Thirty bibliography URLs returned bot-blocks (403/406/timeout) from CLI. Listed in `non-access.md`. The most consequential to verify are:

- **Cohn 2026 (NYT)** — line 482 — needs the "about half of voters under 30" / "more than every other expense item combined" claims confirmed.
- **Greenaway-McGrevy & Phillips 2023** — line 520 — needs journal name corrected (above).
- **Kholodilin 2024** — line 544 — needs the verbatim "rent ceilings/control" wording confirmed.

The others are likely fine but cannot be confirmed from this environment.

---

### 23. Two URL-fragment inconsistencies between in-text and bibliography (🔧 cosmetic)

Two in-text citations include URL anchors (e.g., `#sec0008`) that point to specific sections of the cited piece, while the bibliography lists only the bare URL.

- **Line 134 (§1.2)**: in-text `#a-brief-history-of-us-building-codes` anchor on the Cato `reforming-us-building-codes` URL.
- **Line 404 (§5.1)**: in-text `#sec0008` anchor on the ScienceDirect Kholodilin URL.
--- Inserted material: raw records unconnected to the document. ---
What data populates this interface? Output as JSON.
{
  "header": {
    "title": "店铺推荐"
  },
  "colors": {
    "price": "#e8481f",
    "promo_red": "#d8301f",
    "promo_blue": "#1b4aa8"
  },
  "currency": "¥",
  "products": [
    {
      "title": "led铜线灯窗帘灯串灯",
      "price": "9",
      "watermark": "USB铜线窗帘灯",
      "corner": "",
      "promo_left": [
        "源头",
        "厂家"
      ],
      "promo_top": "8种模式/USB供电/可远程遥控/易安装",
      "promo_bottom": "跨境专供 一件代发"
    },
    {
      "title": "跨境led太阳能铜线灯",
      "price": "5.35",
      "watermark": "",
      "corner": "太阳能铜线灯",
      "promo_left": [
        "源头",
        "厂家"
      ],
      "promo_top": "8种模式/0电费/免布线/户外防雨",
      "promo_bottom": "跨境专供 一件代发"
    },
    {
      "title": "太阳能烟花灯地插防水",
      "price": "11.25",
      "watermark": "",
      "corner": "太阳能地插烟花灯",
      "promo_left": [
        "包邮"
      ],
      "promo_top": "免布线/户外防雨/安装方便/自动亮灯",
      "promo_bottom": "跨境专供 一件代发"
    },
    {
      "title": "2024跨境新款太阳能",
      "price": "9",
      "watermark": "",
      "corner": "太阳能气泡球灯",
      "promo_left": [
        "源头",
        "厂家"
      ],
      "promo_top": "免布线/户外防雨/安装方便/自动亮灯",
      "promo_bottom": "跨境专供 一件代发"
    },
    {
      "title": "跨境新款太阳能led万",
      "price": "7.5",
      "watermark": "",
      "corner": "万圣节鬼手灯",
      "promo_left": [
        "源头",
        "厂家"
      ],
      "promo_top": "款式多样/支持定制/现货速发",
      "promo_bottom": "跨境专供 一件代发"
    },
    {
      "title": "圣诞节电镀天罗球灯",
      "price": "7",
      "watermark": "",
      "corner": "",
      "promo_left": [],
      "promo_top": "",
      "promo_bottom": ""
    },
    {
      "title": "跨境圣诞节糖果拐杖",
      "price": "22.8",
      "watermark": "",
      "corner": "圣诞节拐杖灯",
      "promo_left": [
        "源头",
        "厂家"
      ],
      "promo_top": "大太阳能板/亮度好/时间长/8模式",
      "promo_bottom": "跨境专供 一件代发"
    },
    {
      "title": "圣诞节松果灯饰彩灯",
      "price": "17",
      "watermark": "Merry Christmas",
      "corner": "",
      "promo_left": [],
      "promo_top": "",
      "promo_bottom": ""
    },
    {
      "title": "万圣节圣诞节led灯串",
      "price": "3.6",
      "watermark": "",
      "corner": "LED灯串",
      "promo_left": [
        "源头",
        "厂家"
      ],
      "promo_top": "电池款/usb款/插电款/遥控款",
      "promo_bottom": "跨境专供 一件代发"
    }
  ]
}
These aren't errors — anchors that point to specific sections are useful for the reader. But for strict link consistency, you may want to either drop the anchor in-text or include it in the bibliography URL.

---

### 24. Line 111 — "Inspired imitation in over a dozen states" cites a 2021 source (⚠ stale citation)

**The claim:** Oregon's HB 2001 (2019) "has since inspired imitation in over a dozen states ([Andersen, 2021])."

**The issue:** The cited Sightline piece is from August 2021. At that time, similar bills had been *introduced* in ten states (CT, MN, MD, MT, NE, NH, NC, VT, VA, WA), but Andersen explicitly notes: "by summer 2021, nothing nearly so sweeping had yet passed anywhere else." So "over a dozen states have followed" cannot be supported by a 2021 source.

**Why this matters:** The claim may well be true *as of 2026* (Washington 2023 HB 1110, Montana 2023 SB 323, California 2024 SB 1123, etc.), but the 2021 citation predates most of those passages. A reader checking the citation will find a piece that says the opposite (that no other state had passed comparable legislation yet).

**Suggested fix:** Add or replace with a more recent citation that surveys post-2021 passage of missing-middle reforms across states. Pew (2025c), already in the bibliography, may be a fit. Alternatively, change "over a dozen states" to "ten states" and qualify with "where similar bills have been introduced" to match the 2021 source.